In: Math
1. Suppose you would like to do a survey of undergraduate students on your campus to find out how much time on the average they spend studying per week. You obtain from the registrar a list of all students currently enrolled and draw your sample from this list.
a. What is your sampling frame?
b. What is your target population?
c. Explain how you would draw a simple random sample for this study.
d. Assume that the registrar’s list also contains information about each student’s major. One could then select a stratified random sample, stratifying on major. What main benefit can result from using a stratified random sample instead of a simple random sample? Would you expect this benefit to be obtained by stratifying on major? Explain.
e. How might you obtain a cluster sample? When should you consider using this type of sampling design?
f. Which type of sampling design is most appropriate for this research problem? Explain.
a) the sampling frame is the list of all the students.
b) the target population is the undergraduate students.
c) In the list of all the undergraduate students assign each student an integer number. for instance, if there are total 150 undergraduate students then each student will receive a number 1,2,...,150. then using the random number table or any software generate n integer numbers generated from uniform distribution (N=150). where n is the sample size which is predetermined as per the time and cost factor. (n can also be decided using probability theory by specifying the precision you require while estimating the mean study time. but for this you will have to conduct a pilot survey first.)

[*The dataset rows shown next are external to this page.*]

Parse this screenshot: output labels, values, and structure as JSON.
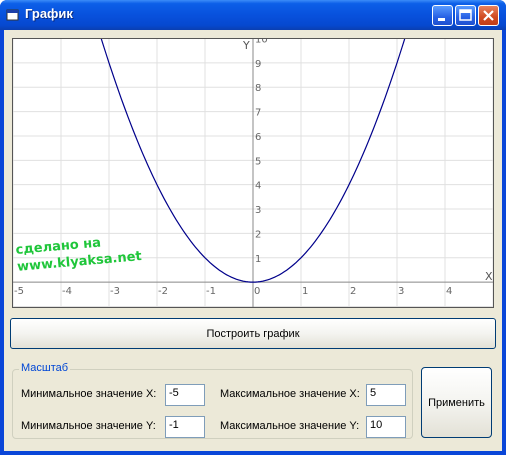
{
  "window": {
    "title": "График",
    "title_color": "#ffffff",
    "titlebar_color": "#0851dd"
  },
  "plot": {
    "x_axis_label": "X",
    "y_axis_label": "Y",
    "watermark": [
      "сделано на",
      "www.klyaksa.net"
    ],
    "curve_color": "#00008b",
    "grid_color": "#e0e0e0"
  },
  "chart_data": {
    "type": "line",
    "function": "y = x^2",
    "xlim": [
      -5,
      5
    ],
    "ylim": [
      -1,
      10
    ],
    "x_ticks": [
      -5,
      -4,
      -3,
      -2,
      -1,
      0,
      1,
      2,
      3,
      4
    ],
    "y_ticks": [
      1,
      2,
      3,
      4,
      5,
      6,
      7,
      8,
      9,
      10
    ],
    "x_tick_labels": [
      "-5",
      "-4",
      "-3",
      "-2",
      "-1",
      "0",
      "1",
      "2",
      "3",
      "4"
    ],
    "y_tick_labels": [
      "1",
      "2",
      "3",
      "4",
      "5",
      "6",
      "7",
      "8",
      "9",
      "10"
    ],
    "xlabel": "X",
    "ylabel": "Y",
    "grid": true,
    "series": [
      {
        "x": [
          -5,
          -4.5,
          -4,
          -3.5,
          -3,
          -2.5,
          -2,
          -1.5,
          -1,
          -0.5,
          0,
          0.5,
          1,
          1.5,
          2,
          2.5,
          3,
          3.5,
          4,
          4.5,
          5
        ],
        "y": [
          25,
          20.25,
          16,
          12.25,
          9,
          6.25,
          4,
          2.25,
          1,
          0.25,
          0,
          0.25,
          1,
          2.25,
          4,
          6.25,
          9,
          12.25,
          16,
          20.25,
          25
        ]
      }
    ]
  },
  "buttons": {
    "plot": "Построить график",
    "apply": "Применить"
  },
  "scale": {
    "title": "Масштаб",
    "min_x_label": "Минимальное значение X:",
    "min_x_value": "-5",
    "max_x_label": "Максимальное значение X:",
    "max_x_value": "5",
    "min_y_label": "Минимальное значение Y:",
    "min_y_value": "-1",
    "max_y_label": "Максимальное значение Y:",
    "max_y_value": "10"
  }
}
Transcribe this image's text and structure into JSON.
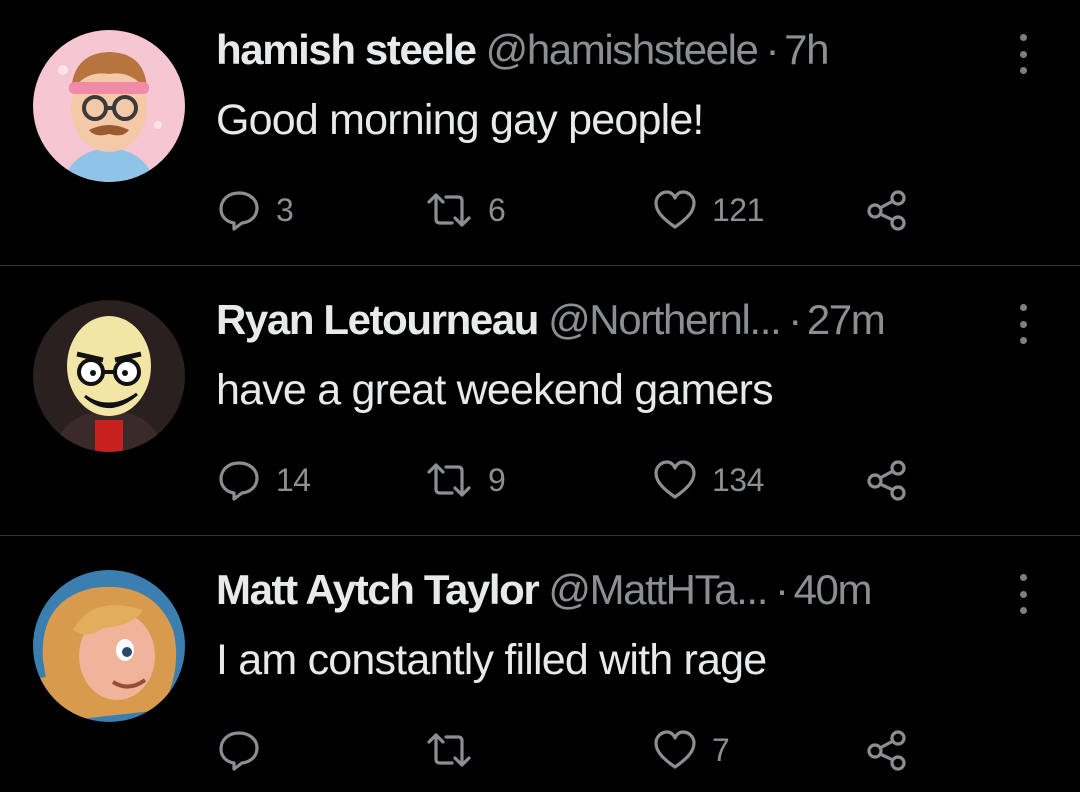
{
  "tweets": [
    {
      "name": "hamish steele",
      "handle": "@hamishsteele",
      "separator": "·",
      "time": "7h",
      "text": "Good morning gay people!",
      "replies": "3",
      "retweets": "6",
      "likes": "121"
    },
    {
      "name": "Ryan Letourneau",
      "handle": "@Northernl...",
      "separator": "·",
      "time": "27m",
      "text": "have a great weekend gamers",
      "replies": "14",
      "retweets": "9",
      "likes": "134"
    },
    {
      "name": "Matt Aytch Taylor",
      "handle": "@MattHTa...",
      "separator": "·",
      "time": "40m",
      "text": "I am constantly filled with rage",
      "replies": "",
      "retweets": "",
      "likes": "7"
    }
  ],
  "colors": {
    "background": "#000000",
    "text_primary": "#e7e9ea",
    "text_secondary": "#8b8f94",
    "divider": "#2f3336"
  },
  "icons": {
    "reply": "speech-bubble-icon",
    "retweet": "retweet-arrows-icon",
    "like": "heart-icon",
    "share": "share-nodes-icon",
    "more": "vertical-ellipsis-icon"
  }
}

d) By stratifying random sample one can estimate the mean study time with greater precision. for instance, A biology major student might be spending more time on studying than a student whose major is mathematics or commerce.
e) You can form several clusters of undergraduate students then some of the clusters are drawn and surveyed completely for the further study. when there is large variation/heterogenity within the clusters but they are homogeneous among themselves one can use the cluster sampling.
f) cluster sampling may not be suitable as it will not be easy to form heterogeneous clusters. For example suppose if the major is treated as a cluster then some of the majors will be missed completely if the cluster sampling is adopted. therefore stratified sampling, stratifying on majors, will be appropriate.